10. Surface plasmon resonance sensor according to claim 9, characterized in that the base surface (28; 36; 113) and/or the upper surface (30; 37; 114) of the prism stump (22; 32; 112; 132) is/are mirror-coated at least in a partial area (26; 27; 117) in such a manner that the focussed light beams emanating from the side surfaces (23, 24; 33, 34; 115; 133, 134) arrive at the measuring surface (29; 122; 138) after at least one reflection.

11. Surface plasmon resonance sensor according to claim 1, characterized in that the light source (6) of the base unit (2) is a light source generating a monochromatic beam.

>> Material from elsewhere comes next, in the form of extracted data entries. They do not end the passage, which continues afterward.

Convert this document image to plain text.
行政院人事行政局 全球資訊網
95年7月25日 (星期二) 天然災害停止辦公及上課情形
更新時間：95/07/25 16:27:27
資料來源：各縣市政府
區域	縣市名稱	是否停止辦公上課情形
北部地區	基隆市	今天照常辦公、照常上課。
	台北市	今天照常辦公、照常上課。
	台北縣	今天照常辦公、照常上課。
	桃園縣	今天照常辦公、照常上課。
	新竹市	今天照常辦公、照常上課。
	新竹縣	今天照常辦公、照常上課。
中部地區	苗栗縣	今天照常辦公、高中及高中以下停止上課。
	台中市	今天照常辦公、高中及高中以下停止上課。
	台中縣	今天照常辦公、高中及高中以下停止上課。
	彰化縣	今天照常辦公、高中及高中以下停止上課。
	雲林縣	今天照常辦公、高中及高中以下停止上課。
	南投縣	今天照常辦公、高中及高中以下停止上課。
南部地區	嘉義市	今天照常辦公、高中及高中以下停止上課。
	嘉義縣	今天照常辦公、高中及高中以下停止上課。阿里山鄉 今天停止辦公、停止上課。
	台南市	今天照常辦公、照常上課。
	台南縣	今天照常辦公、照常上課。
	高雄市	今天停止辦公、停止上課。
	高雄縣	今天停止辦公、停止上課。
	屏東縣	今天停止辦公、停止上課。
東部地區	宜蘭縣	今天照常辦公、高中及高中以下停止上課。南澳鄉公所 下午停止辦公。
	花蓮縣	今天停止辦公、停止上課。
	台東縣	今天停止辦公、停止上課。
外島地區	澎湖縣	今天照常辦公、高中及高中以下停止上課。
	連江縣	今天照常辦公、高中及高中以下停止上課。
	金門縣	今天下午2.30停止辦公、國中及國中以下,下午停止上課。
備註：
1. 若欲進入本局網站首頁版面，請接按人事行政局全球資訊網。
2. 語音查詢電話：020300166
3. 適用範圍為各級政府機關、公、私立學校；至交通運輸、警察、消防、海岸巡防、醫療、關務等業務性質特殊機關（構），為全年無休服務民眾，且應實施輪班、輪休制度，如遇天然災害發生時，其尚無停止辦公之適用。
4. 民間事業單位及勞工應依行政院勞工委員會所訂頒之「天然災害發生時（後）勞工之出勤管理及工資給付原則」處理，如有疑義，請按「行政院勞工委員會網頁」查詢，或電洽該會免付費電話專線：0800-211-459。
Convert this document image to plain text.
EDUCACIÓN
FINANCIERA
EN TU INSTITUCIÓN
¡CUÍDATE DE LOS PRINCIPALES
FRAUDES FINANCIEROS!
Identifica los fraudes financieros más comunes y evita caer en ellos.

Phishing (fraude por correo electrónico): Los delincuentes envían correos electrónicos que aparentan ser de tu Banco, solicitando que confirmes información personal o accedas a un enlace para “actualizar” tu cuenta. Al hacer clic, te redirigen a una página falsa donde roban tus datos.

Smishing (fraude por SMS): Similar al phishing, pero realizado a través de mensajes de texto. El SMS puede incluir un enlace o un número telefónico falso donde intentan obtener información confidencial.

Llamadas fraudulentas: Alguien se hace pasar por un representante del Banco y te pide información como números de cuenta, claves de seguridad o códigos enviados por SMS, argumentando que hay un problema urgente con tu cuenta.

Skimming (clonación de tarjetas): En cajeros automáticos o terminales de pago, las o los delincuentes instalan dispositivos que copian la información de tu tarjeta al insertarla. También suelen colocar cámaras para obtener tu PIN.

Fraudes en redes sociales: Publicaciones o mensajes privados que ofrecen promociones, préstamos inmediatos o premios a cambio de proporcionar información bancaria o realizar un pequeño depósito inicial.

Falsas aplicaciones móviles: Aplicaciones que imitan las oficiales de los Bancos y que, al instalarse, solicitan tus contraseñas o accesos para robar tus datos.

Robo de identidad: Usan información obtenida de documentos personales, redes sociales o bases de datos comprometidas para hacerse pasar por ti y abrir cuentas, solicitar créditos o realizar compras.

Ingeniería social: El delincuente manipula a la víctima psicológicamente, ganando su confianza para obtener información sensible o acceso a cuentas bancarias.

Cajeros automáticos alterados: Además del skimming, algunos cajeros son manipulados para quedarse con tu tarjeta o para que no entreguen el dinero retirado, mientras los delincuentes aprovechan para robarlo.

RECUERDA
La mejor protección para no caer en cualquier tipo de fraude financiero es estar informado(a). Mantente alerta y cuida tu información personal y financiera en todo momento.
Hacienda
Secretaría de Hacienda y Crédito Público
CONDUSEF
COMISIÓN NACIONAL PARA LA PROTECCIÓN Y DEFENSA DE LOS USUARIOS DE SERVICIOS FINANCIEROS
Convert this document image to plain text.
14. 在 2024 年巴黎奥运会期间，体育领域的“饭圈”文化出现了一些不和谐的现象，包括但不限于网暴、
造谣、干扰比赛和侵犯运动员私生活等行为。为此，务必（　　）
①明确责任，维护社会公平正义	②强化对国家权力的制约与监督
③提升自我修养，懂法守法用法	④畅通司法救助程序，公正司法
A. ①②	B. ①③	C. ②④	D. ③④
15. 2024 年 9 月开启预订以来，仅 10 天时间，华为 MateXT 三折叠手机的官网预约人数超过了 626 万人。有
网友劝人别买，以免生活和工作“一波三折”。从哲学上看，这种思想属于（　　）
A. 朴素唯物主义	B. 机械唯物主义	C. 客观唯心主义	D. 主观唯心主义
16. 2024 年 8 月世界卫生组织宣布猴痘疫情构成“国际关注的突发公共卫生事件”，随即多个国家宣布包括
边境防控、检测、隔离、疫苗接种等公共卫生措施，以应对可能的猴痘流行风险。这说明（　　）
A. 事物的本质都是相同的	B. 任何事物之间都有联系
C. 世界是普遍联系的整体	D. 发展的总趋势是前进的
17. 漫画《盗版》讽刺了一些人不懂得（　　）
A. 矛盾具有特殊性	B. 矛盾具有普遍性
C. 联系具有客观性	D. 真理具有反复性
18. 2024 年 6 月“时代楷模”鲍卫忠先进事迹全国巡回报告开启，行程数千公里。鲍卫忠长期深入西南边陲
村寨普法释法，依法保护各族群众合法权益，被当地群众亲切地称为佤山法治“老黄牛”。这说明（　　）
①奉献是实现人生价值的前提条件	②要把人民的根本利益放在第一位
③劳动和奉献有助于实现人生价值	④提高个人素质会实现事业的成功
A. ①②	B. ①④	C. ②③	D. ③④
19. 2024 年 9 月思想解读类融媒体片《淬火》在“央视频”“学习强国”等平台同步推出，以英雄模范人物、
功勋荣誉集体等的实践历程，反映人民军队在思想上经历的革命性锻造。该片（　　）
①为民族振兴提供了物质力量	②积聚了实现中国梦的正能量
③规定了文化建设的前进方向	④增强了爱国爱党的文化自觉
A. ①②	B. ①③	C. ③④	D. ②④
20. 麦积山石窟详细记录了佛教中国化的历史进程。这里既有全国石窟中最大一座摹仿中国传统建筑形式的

12. Surface plasmon resonance sensor according to claim 1, characterized in that a polarizer (9) is coupled after the light source (6) in the base unit (2).

13. Surface plasmon resonance sensor according to claim 1, characterized in that the measuring surface (18; 29; 122; 138) is located centrally on the base surface (13; 28; 36; 113) of the element or prism stump, or, in case of the use of a prism stump (22; 32; 112; 132), centrally on the upper surface (30; 37; 114) opposite the base surface (28; 36; 113).

14. Surface plasmon resonance sensor according to claim 1, characterized in that the element (12; 22; 32; 112; 132) consists of plastic, glass or sapphire.

15. Surface plasmon resonance sensor according to claim 1, characterized in that a retroreflector (135) is arranged on the exit side of the element (132) of the SPR sensor (130), and a beam splitter (136) and a camera (137) are arranged on the entry side of the element (132), so that the light beam coupled into the element (132) passes through the element twice due to the reflection at the retroreflector (135), and the image to be analysed is reflected into a camera (137) by means of a beam splitter (136).